Watch as the territorial despute ends one will turn yellow very quickly.


----------



## Y2KGT (Jul 20, 2009)

20GallonPirate said:


> damn  what can i do? i have 6 chichlids... i cant take them all back to BAs because i dont have a way of transporting the all at once. I guess my only choice is to get rid of them somehow and repopulate the tank with community fish?
> 
> would i be able to keep my BN peacock and then add all community fish? i really like the color he is turning out to be


You can go to Big Al's and talk to the manager about trading them in for credit. Then ask the manager for some bags so that you can return with the fish in bags. They'll give you the bags for free.

Or you can buy a 5 gallon bucket at Rona for $5 and use it for water changes later. You should also pick up a lid for the bucket at Rona.
--
Paul


----------



## 20GallonPirate (Nov 1, 2010)

thanks for all the help and suggestions guys!

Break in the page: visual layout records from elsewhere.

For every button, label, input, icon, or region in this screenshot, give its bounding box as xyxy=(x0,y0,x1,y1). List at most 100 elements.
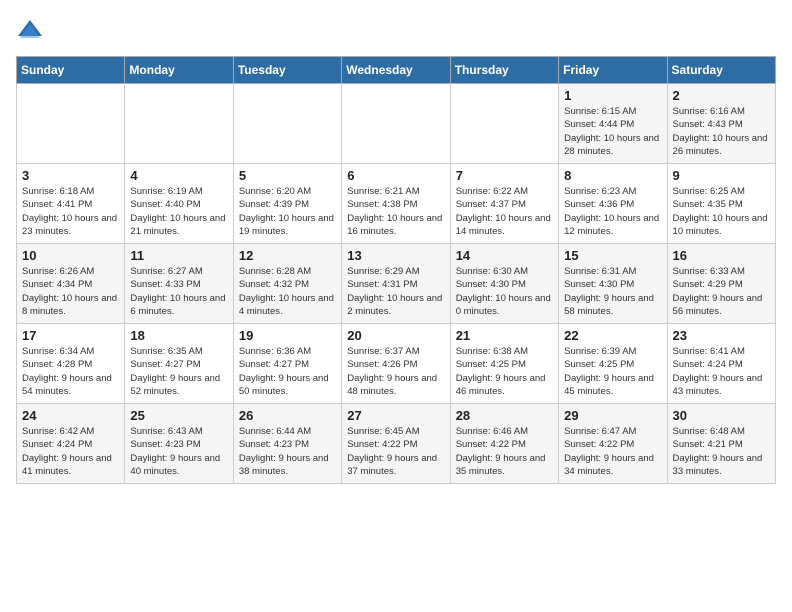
day-info: Sunrise: 6:48 AM Sunset: 4:21 PM Dayligh… xyxy=(673,425,770,478)
day-info: Sunrise: 6:15 AM Sunset: 4:44 PM Dayligh… xyxy=(564,105,661,158)
day-info: Sunrise: 6:43 AM Sunset: 4:23 PM Dayligh… xyxy=(130,425,227,478)
calendar-cell xyxy=(17,84,125,164)
calendar-cell xyxy=(342,84,450,164)
day-number: 16 xyxy=(673,248,770,263)
calendar-cell: 19 Sunrise: 6:36 AM Sunset: 4:27 PM Dayli… xyxy=(233,324,341,404)
day-number: 1 xyxy=(564,88,661,103)
calendar-cell: 10Sunrise: 6:26 AM Sunset: 4:34 PM Dayli… xyxy=(17,244,125,324)
day-info: Sunrise: 6:18 AM Sunset: 4:41 PM Dayligh… xyxy=(22,185,119,238)
day-number: 15 xyxy=(564,248,661,263)
day-info: Sunrise: 6:23 AM Sunset: 4:36 PM Dayligh… xyxy=(564,185,661,238)
calendar-cell: 27 Sunrise: 6:45 AM Sunset: 4:22 PM Dayli… xyxy=(342,404,450,484)
day-number: 28 xyxy=(456,408,553,423)
day-info: Sunrise: 6:34 AM Sunset: 4:28 PM Dayligh… xyxy=(22,345,119,398)
day-info: Sunrise: 6:38 AM Sunset: 4:25 PM Dayligh… xyxy=(456,345,553,398)
calendar-week-row: 3 Sunrise: 6:18 AM Sunset: 4:41 PM Daylig… xyxy=(17,164,776,244)
day-info: Sunrise: 6:33 AM Sunset: 4:29 PM Dayligh… xyxy=(673,265,770,318)
day-info: Sunrise: 6:45 AM Sunset: 4:22 PM Dayligh… xyxy=(347,425,444,478)
day-info: Sunrise: 6:31 AM Sunset: 4:30 PM Dayligh… xyxy=(564,265,661,318)
calendar-cell: 25 Sunrise: 6:43 AM Sunset: 4:23 PM Dayli… xyxy=(125,404,233,484)
calendar-cell xyxy=(450,84,558,164)
calendar-cell: 5 Sunrise: 6:20 AM Sunset: 4:39 PM Daylig… xyxy=(233,164,341,244)
day-info: Sunrise: 6:47 AM Sunset: 4:22 PM Dayligh… xyxy=(564,425,661,478)
day-number: 24 xyxy=(22,408,119,423)
calendar-week-row: 10Sunrise: 6:26 AM Sunset: 4:34 PM Dayli… xyxy=(17,244,776,324)
day-info: Sunrise: 6:20 AM Sunset: 4:39 PM Dayligh… xyxy=(239,185,336,238)
calendar-cell: 12Sunrise: 6:28 AM Sunset: 4:32 PM Dayli… xyxy=(233,244,341,324)
calendar-cell: 6 Sunrise: 6:21 AM Sunset: 4:38 PM Daylig… xyxy=(342,164,450,244)
calendar-cell: 21Sunrise: 6:38 AM Sunset: 4:25 PM Dayli… xyxy=(450,324,558,404)
day-number: 20 xyxy=(347,328,444,343)
day-number: 10 xyxy=(22,248,119,263)
day-number: 7 xyxy=(456,168,553,183)
day-info: Sunrise: 6:28 AM Sunset: 4:32 PM Dayligh… xyxy=(239,265,336,318)
calendar-cell: 18 Sunrise: 6:35 AM Sunset: 4:27 PM Dayli… xyxy=(125,324,233,404)
day-number: 18 xyxy=(130,328,227,343)
day-info: Sunrise: 6:16 AM Sunset: 4:43 PM Dayligh… xyxy=(673,105,770,158)
day-of-week-header: Monday xyxy=(125,57,233,84)
calendar-cell: 23 Sunrise: 6:41 AM Sunset: 4:24 PM Dayli… xyxy=(667,324,775,404)
day-number: 14 xyxy=(456,248,553,263)
calendar-cell: 15 Sunrise: 6:31 AM Sunset: 4:30 PM Dayli… xyxy=(559,244,667,324)
day-info: Sunrise: 6:46 AM Sunset: 4:22 PM Dayligh… xyxy=(456,425,553,478)
calendar-cell: 14 Sunrise: 6:30 AM Sunset: 4:30 PM Dayli… xyxy=(450,244,558,324)
day-number: 3 xyxy=(22,168,119,183)
calendar-cell: 22 Sunrise: 6:39 AM Sunset: 4:25 PM Dayli… xyxy=(559,324,667,404)
calendar-cell xyxy=(125,84,233,164)
calendar-cell: 9Sunrise: 6:25 AM Sunset: 4:35 PM Daylig… xyxy=(667,164,775,244)
calendar-cell: 26Sunrise: 6:44 AM Sunset: 4:23 PM Dayli… xyxy=(233,404,341,484)
calendar-cell: 16 Sunrise: 6:33 AM Sunset: 4:29 PM Dayli… xyxy=(667,244,775,324)
day-number: 4 xyxy=(130,168,227,183)
logo-icon xyxy=(16,16,44,44)
calendar-week-row: 17 Sunrise: 6:34 AM Sunset: 4:28 PM Dayli… xyxy=(17,324,776,404)
day-info: Sunrise: 6:37 AM Sunset: 4:26 PM Dayligh… xyxy=(347,345,444,398)
day-number: 6 xyxy=(347,168,444,183)
calendar-cell xyxy=(233,84,341,164)
day-number: 19 xyxy=(239,328,336,343)
day-number: 5 xyxy=(239,168,336,183)
day-of-week-header: Thursday xyxy=(450,57,558,84)
day-number: 22 xyxy=(564,328,661,343)
day-number: 17 xyxy=(22,328,119,343)
logo xyxy=(16,16,48,44)
day-number: 27 xyxy=(347,408,444,423)
calendar-cell: 30 Sunrise: 6:48 AM Sunset: 4:21 PM Dayli… xyxy=(667,404,775,484)
day-info: Sunrise: 6:27 AM Sunset: 4:33 PM Dayligh… xyxy=(130,265,227,318)
day-number: 11 xyxy=(130,248,227,263)
day-info: Sunrise: 6:39 AM Sunset: 4:25 PM Dayligh… xyxy=(564,345,661,398)
calendar-cell: 7 Sunrise: 6:22 AM Sunset: 4:37 PM Daylig… xyxy=(450,164,558,244)
page-header xyxy=(16,16,776,44)
day-number: 25 xyxy=(130,408,227,423)
calendar-week-row: 24 Sunrise: 6:42 AM Sunset: 4:24 PM Dayli… xyxy=(17,404,776,484)
calendar-cell: 4 Sunrise: 6:19 AM Sunset: 4:40 PM Daylig… xyxy=(125,164,233,244)
calendar-cell: 3 Sunrise: 6:18 AM Sunset: 4:41 PM Daylig… xyxy=(17,164,125,244)
day-info: Sunrise: 6:22 AM Sunset: 4:37 PM Dayligh… xyxy=(456,185,553,238)
day-of-week-header: Tuesday xyxy=(233,57,341,84)
calendar-cell: 28 Sunrise: 6:46 AM Sunset: 4:22 PM Dayli… xyxy=(450,404,558,484)
day-info: Sunrise: 6:42 AM Sunset: 4:24 PM Dayligh… xyxy=(22,425,119,478)
day-of-week-header: Wednesday xyxy=(342,57,450,84)
calendar-cell: 2 Sunrise: 6:16 AM Sunset: 4:43 PM Daylig… xyxy=(667,84,775,164)
day-of-week-header: Saturday xyxy=(667,57,775,84)
day-info: Sunrise: 6:29 AM Sunset: 4:31 PM Dayligh… xyxy=(347,265,444,318)
calendar-cell: 29Sunrise: 6:47 AM Sunset: 4:22 PM Dayli… xyxy=(559,404,667,484)
day-info: Sunrise: 6:41 AM Sunset: 4:24 PM Dayligh… xyxy=(673,345,770,398)
day-number: 8 xyxy=(564,168,661,183)
day-info: Sunrise: 6:21 AM Sunset: 4:38 PM Dayligh… xyxy=(347,185,444,238)
day-info: Sunrise: 6:36 AM Sunset: 4:27 PM Dayligh… xyxy=(239,345,336,398)
calendar-cell: 13 Sunrise: 6:29 AM Sunset: 4:31 PM Dayli… xyxy=(342,244,450,324)
calendar-table: SundayMondayTuesdayWednesdayThursdayFrid… xyxy=(16,56,776,484)
day-info: Sunrise: 6:19 AM Sunset: 4:40 PM Dayligh… xyxy=(130,185,227,238)
day-number: 30 xyxy=(673,408,770,423)
day-number: 23 xyxy=(673,328,770,343)
day-number: 13 xyxy=(347,248,444,263)
calendar-cell: 11 Sunrise: 6:27 AM Sunset: 4:33 PM Dayli… xyxy=(125,244,233,324)
calendar-cell: 24 Sunrise: 6:42 AM Sunset: 4:24 PM Dayli… xyxy=(17,404,125,484)
calendar-cell: 1 Sunrise: 6:15 AM Sunset: 4:44 PM Daylig… xyxy=(559,84,667,164)
calendar-cell: 8 Sunrise: 6:23 AM Sunset: 4:36 PM Daylig… xyxy=(559,164,667,244)
day-info: Sunrise: 6:30 AM Sunset: 4:30 PM Dayligh… xyxy=(456,265,553,318)
day-number: 9 xyxy=(673,168,770,183)
day-info: Sunrise: 6:35 AM Sunset: 4:27 PM Dayligh… xyxy=(130,345,227,398)
calendar-cell: 17 Sunrise: 6:34 AM Sunset: 4:28 PM Dayli… xyxy=(17,324,125,404)
day-number: 2 xyxy=(673,88,770,103)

I got a gift card from my GF's grandma for big als lol....so that will go towards my repopulation fund. as for my current chichlids, there are 5 left, and if anyone wants them i will give them away at a very fair price to a good owner, if not then BAs it is.

also, once i get rid of my current livestock, how long should i wait before putting in new ones? the PH is at around 7-7.2 which is LOW for chichlids i know but its been a struggle for me to bring it up. If i bring down the PH to regular cummunity fish levels can i add them in right after getting rid of my chichlds? 

Happy New Years !


----------